In a published opinion authored by Judge Bea, Chavez-Garcia v. Sessions, the United States Court of Appeals for the 9th Circuit agreed with the students' argument that departing the country while under a removal order does not automatically waive one's right to appeal:  "[E]ven though the departure-waiver regulation expressly states that an alien’s departure constitutes a waiver of his right to appeal to the BIA, an IJ must inform an alien who requests immediate removal that his departure would constitute a waiver of his right to appeal. . . . Without the information that his departure would constitute a waiver of appeal, conveyed from the IJ to the alien, the IJ has no way to know whether an alien’s departure alone qualifies as a 'considered' and 'intelligent' waiver of his right to appeal his removal order."

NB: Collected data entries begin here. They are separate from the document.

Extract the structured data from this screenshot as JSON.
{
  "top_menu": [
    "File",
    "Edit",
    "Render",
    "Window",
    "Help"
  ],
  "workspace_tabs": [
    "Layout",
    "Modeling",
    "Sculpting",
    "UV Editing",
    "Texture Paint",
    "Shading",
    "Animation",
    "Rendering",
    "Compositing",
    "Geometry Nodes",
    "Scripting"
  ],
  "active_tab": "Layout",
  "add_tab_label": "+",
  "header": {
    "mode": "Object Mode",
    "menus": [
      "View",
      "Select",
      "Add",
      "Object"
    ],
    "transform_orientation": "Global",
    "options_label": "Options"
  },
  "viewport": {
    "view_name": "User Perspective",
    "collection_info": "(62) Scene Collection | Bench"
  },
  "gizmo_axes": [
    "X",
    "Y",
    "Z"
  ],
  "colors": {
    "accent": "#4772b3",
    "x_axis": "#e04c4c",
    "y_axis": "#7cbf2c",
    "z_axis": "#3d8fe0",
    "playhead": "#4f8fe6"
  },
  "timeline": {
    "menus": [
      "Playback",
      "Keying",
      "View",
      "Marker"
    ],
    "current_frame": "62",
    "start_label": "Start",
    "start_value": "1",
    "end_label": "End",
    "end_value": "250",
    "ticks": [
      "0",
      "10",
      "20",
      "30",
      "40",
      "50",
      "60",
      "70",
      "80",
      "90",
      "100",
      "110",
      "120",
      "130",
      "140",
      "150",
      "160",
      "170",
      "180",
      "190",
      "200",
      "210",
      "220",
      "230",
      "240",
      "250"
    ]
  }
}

Under the supervision of Professors Gowri Ramachandran and Andrew Knapp, then-students, now-graduates Alex Angel, Charlie Wang, and Sam Barry spent much of their last year of law school devoting their talents Mr. Chavez-Garcia's petition for review before the 9th Circuit. They worked as a team on his opening brief, reply brief, and ultimately on preparing Alex and Charlie for oral argument in April.

That hard work was rewarded with an opinion that makes clear not only that Chavez-Garcia should have a chance to get his appeal heard before the BIA, the regulation that was used to deny his appeal cannot be used to deny others' appeals either, as doing so would violate due process.

"I'm so pleased that our graduates get to start off their legal careers with this win. Their efforts have protected the fundamental right to due process of some of the most vulnerable people in the United States--those facing removal from the country, and I'm honored that I had the opportunity to supervise them."